Kyriaki Dimitriadou, Dogan Yuvasi

Arambacioglou Kyriaki

Kyriaki Dimitriadou (nee Arabacıoğlu) in Kavala, Greece in 1992. 

Kyriaki Dimitriadou, nee Arabacıoğlu (1914-2002) was from the village Dogan Yuvasi in the region of Bafra. The following testimony was submitted by her grandson via our online questionnaire.

In Greek

1. From which region of the Ottoman Empire were your ancestors from?:
    My grandmother Kyriaki Dimitriadou was born in 1914 in the village Dogan Yuvasi in the Bafra region of Pontus.

2. How did their life change when the Neo-Turks and/or the Kemalists came to power? :
    She was living peacefully with her brother and parents in the region. We don't know the exact dates, however I assume around 1922 (my grandmother would have been around 8 years of age) she along with her brother were forced to walk countless kilometers until they arrived at the closest port to embark on a ship that would take them to Greece. This was after her father died in the work battalions (Amele taburu) and the death of her mother who was murdered and robbed (along with others) by Turkish soldiers one day after she returned home from work. My grandmother had described to us how the Turks would come to their village and after observing all the young Greek girls throughout the day they would take them all into a house at night and rape them. Then in the morning they would set fire to the house and burn the house down with the girls still inside. She specifically told us how she would cover her ears at nights so she wouldn't hear the girls screaming while the Turks were raping them.

3. Were they deported during the genocide? If so, when, where to, and describe their experience:
    Basically in order to survive they were forced to abandon the country. As I mentioned this must have happened around 1922. I don't know which port in Turkey they departed from. I only know that they arrived in Thessaloniki. My grandmother told us how they were forced to walk in groups throughout the night and to hide during the day to escape from the Turks. On most nights they were very hungry, dirty and barefoot.   

4. Were they held in a concentration camp or labor camp? If so, where was it located and describe the conditions :
    Yes, my grandmother's father was, for two years until he died from being overworked and a lack of food. I don't know anything more than that.

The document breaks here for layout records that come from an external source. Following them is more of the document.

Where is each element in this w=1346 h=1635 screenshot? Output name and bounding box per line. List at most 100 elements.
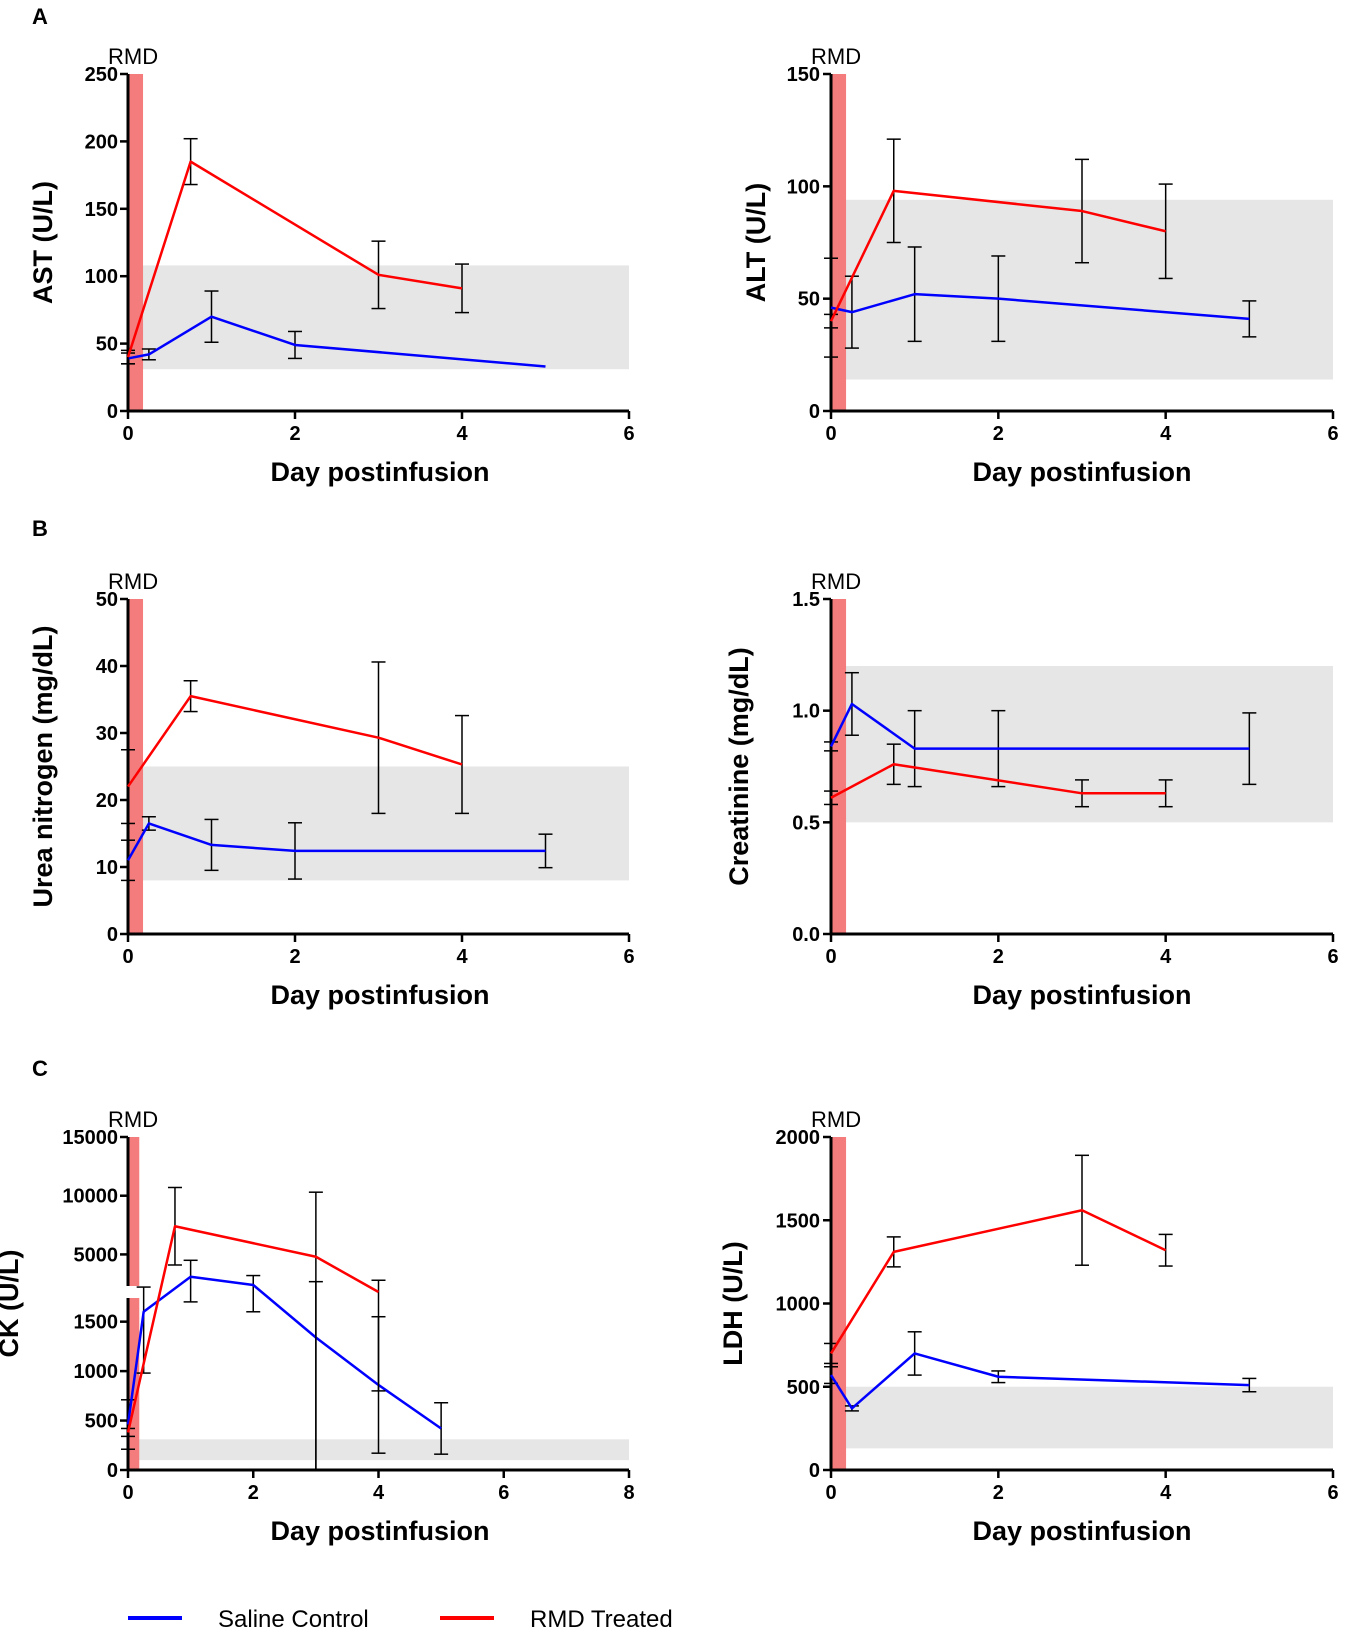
ast-y-tick-label: 250 — [85, 64, 118, 86]
ck-rmd-label: RMD — [108, 1107, 158, 1132]
ldh-y-tick-label: 0 — [809, 1460, 820, 1482]
creatinine-y-tick-label: 1.5 — [792, 589, 820, 611]
ck-rmd-series-line — [126, 1224, 380, 1433]
creatinine-x-axis-title: Day postinfusion — [972, 980, 1191, 1010]
ldh-rmd-series-line — [829, 1209, 1167, 1355]
ast-y-tick-label: 200 — [85, 131, 118, 153]
creatinine-x-tick-label: 0 — [825, 946, 836, 968]
panel-letter-a: A — [32, 4, 48, 29]
ck-x-tick-label: 8 — [623, 1482, 634, 1504]
ast-x-tick-label: 2 — [289, 423, 300, 445]
creatinine-y-axis-title: Creatinine (mg/dL) — [724, 647, 754, 886]
ck-chart: RMD 0 2 4 6 8 0 500 1000 1500 5000 10000 15000 Day po… — [0, 1107, 635, 1546]
alt-y-tick-label: 150 — [787, 64, 820, 86]
ck-y-axis-title: CK (U/L) — [0, 1250, 24, 1358]
alt-y-tick-label: 50 — [798, 289, 820, 311]
ldh-saline-series-line — [829, 1352, 1250, 1410]
ast-y-tick-label: 100 — [85, 266, 118, 288]
ast-x-tick-label: 4 — [456, 423, 468, 445]
ldh-x-tick-label: 0 — [825, 1482, 836, 1504]
bun-x-tick-label: 2 — [289, 946, 300, 968]
alt-rmd-label: RMD — [811, 44, 861, 69]
bun-x-tick-label: 6 — [623, 946, 634, 968]
bun-rmd-label: RMD — [108, 569, 158, 594]
ldh-x-tick-label: 4 — [1160, 1482, 1172, 1504]
ast-saline-series-line — [127, 315, 546, 368]
bun-x-axis-title: Day postinfusion — [270, 980, 489, 1010]
creatinine-rmd-series-line — [830, 763, 1166, 799]
ast-rmd-series-line — [126, 160, 463, 358]
creatinine-y-tick-label: 0.5 — [792, 812, 820, 834]
ldh-y-tick-label: 500 — [787, 1377, 820, 1399]
alt-chart: RMD 0 2 4 6 0 50 100 150 Day postinfusion ALT (U/L… — [741, 44, 1339, 487]
ck-y-tick-label: 10000 — [62, 1186, 118, 1208]
legend-saline-label: Saline Control — [218, 1606, 369, 1633]
ldh-reference-band — [831, 1386, 1333, 1449]
bun-rmd-infusion-bar — [128, 599, 144, 934]
alt-y-tick-label: 0 — [809, 401, 820, 423]
ldh-x-tick-label: 2 — [993, 1482, 1004, 1504]
ck-y-tick-label: 1500 — [74, 1312, 119, 1334]
alt-x-axis-title: Day postinfusion — [972, 457, 1191, 487]
ck-y-tick-label: 15000 — [62, 1127, 118, 1149]
ck-y-tick-label: 1000 — [74, 1361, 119, 1383]
alt-x-tick-label: 2 — [993, 423, 1004, 445]
legend: Saline Control RMD Treated — [128, 1606, 673, 1633]
urea-nitrogen-chart: RMD 0 2 4 6 0 10 20 30 40 50 Day postinfusion Urea n… — [28, 569, 635, 1010]
ldh-rmd-label: RMD — [811, 1107, 861, 1132]
bun-y-tick-label: 10 — [96, 857, 118, 879]
ck-x-tick-label: 0 — [122, 1482, 133, 1504]
legend-rmd-label: RMD Treated — [530, 1606, 673, 1633]
ck-y-tick-label: 5000 — [74, 1244, 119, 1266]
bun-y-tick-label: 50 — [96, 589, 118, 611]
creatinine-y-tick-label: 1.0 — [792, 701, 820, 723]
ck-x-tick-label: 2 — [248, 1482, 259, 1504]
ldh-y-tick-label: 1000 — [776, 1294, 821, 1316]
bun-saline-series-line — [126, 822, 546, 861]
bun-x-tick-label: 0 — [122, 946, 133, 968]
ldh-x-axis-title: Day postinfusion — [972, 1516, 1191, 1546]
bun-y-tick-label: 40 — [96, 656, 118, 678]
ast-y-axis-title: AST (U/L) — [28, 181, 58, 304]
creatinine-x-tick-label: 6 — [1327, 946, 1338, 968]
bun-rmd-series-line — [126, 694, 463, 788]
alt-x-tick-label: 4 — [1160, 423, 1172, 445]
bun-y-tick-label: 20 — [96, 790, 118, 812]
ldh-y-tick-label: 2000 — [776, 1127, 821, 1149]
ldh-y-axis-title: LDH (U/L) — [718, 1241, 748, 1365]
panel-letter-c: C — [32, 1056, 48, 1081]
ldh-x-tick-label: 6 — [1327, 1482, 1338, 1504]
alt-rmd-infusion-bar — [831, 74, 847, 411]
ck-x-axis-title: Day postinfusion — [270, 1516, 489, 1546]
ast-y-tick-label: 0 — [107, 401, 118, 423]
ast-x-tick-label: 6 — [623, 423, 634, 445]
alt-rmd-series-line — [829, 189, 1166, 322]
ast-x-tick-label: 0 — [122, 423, 133, 445]
bun-x-tick-label: 4 — [456, 946, 468, 968]
ck-rmd-infusion-bar — [128, 1137, 140, 1470]
creatinine-x-tick-label: 2 — [993, 946, 1004, 968]
bun-y-tick-label: 30 — [96, 723, 118, 745]
bun-y-axis-title: Urea nitrogen (mg/dL) — [28, 626, 58, 908]
ck-x-tick-label: 4 — [373, 1482, 385, 1504]
alt-y-tick-label: 100 — [787, 176, 820, 198]
ldh-chart: RMD 0 2 4 6 0 500 1000 1500 2000 Day postinfusion L… — [718, 1107, 1339, 1546]
ldh-rmd-infusion-bar — [831, 1137, 847, 1470]
bun-y-tick-label: 0 — [107, 924, 118, 946]
ast-rmd-label: RMD — [108, 44, 158, 69]
ldh-y-tick-label: 1500 — [776, 1210, 821, 1232]
ck-y-tick-label: 0 — [107, 1460, 118, 1482]
creatinine-chart: RMD 0 2 4 6 0.0 0.5 1.0 1.5 Day postinfusion Creat… — [724, 569, 1339, 1010]
alt-saline-series-line — [830, 292, 1250, 321]
ast-chart: RMD 0 2 4 6 0 50 100 150 200 250 Day postinfusion AS… — [28, 44, 635, 487]
creatinine-y-tick-label: 0.0 — [792, 924, 820, 946]
alt-x-tick-label: 6 — [1327, 423, 1338, 445]
ast-rmd-infusion-bar — [128, 74, 144, 411]
ck-y-tick-label: 500 — [85, 1411, 118, 1433]
panel-letter-b: B — [32, 516, 48, 541]
ck-x-tick-label: 6 — [498, 1482, 509, 1504]
ast-x-axis-title: Day postinfusion — [270, 457, 489, 487]
creatinine-x-tick-label: 4 — [1160, 946, 1172, 968]
ast-y-tick-label: 50 — [96, 334, 118, 356]
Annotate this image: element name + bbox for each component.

5. Did they lose family and friends? If so, how did they cope?:
    My grandmother along with her brother who was 2-3 years older than her lost both their parents and so were forced to flee to Greece. During their attempt to escape, along the way and during the panic they lost one another. Despite this, God helped them and at a later point in their journey while everyone stopped for water they noticed one another. There was so much panic and hardship that the brother only recognized his sister after asking her for confirmation as to whether she was indeed his sister Kyriaki. 

 haralambos dimitriadis

Kyriaki's husband Haralambos Dimitriadis. Kyriaki met and married Haralambos in Kavala Greece. Haralambos was form a neighouring village in Turkey called Doğankaya. His family had a similar experience but the exact details are not known with certainty. Haralambos died in 1944 after Bulgarians killed him during the Greco-Bulgarian war.

6. Did anyone within Turkey including Turks try to help them during the genocide? :
    My grandmother told us that en route to the port a Turk (despite my grandmother being very young) tried to kill her with a gun. He wasn't a soldier. Luckily another Turk who witnessed this prevented it from happening at the last moment by telling him; "Are you going to kill a non-believer so that you can say it with pride throughout your entire life?" And so my grandmother was saved only moments before embarking on the ship that was to take her to Greece.

7. How did they cope emotionally with their genocide experience? Did it affect the remainder of their life? :
    I can't say how my grandmother's life would have turned out if she had't lost her parents and if she continued living with those people in Turkey. It may have been good, it may not have. However what's for certain is that the genocide of the Greeks from the region of Pontos by the Neo-Turks and the Kemalists definitely led to them losing their homeland and their wealth, something very momentous for a child of 10 years. They came to Greece as two young children completely alone and were forced to go from the port of Thessaloniki to some village in Kavala (Dysvato) where they learned that all of their fellow village folk from Turkey had been sent as well as some of their distant relatives from Turkey. They were forced to live in very poor conditions applying themselves to the field of agriculture. My grandmother later married and had 4 children however she lost her husband Haralambos Dimitriadis very early. Haralambos was also from Pontos from a village called Doğankaya in Bafra and died during the Greco-Bulgarian war. As a result she was once again forced to live in solitude raising her 4 daughters with many deprivations. She decided not to remarry for understandable reasons (she had 4 daughters).

8. Did the denial of the genocide by the perpetrator (the successor state of Turkey) affect their ability to form closure?:
    I don't know.

9. How did they feel about Turkey after the genocide? :
    Every time she would describe her experience with the Turks (she usually avoided it) she would shake the lapels of her robe a well-known Greek mannerism which described repugnance. The one thing that impressed me was that throughout the entire length of her life she never showed an interest in visiting the place of her birth. Of course she had her reasons, reasons which we never learned about.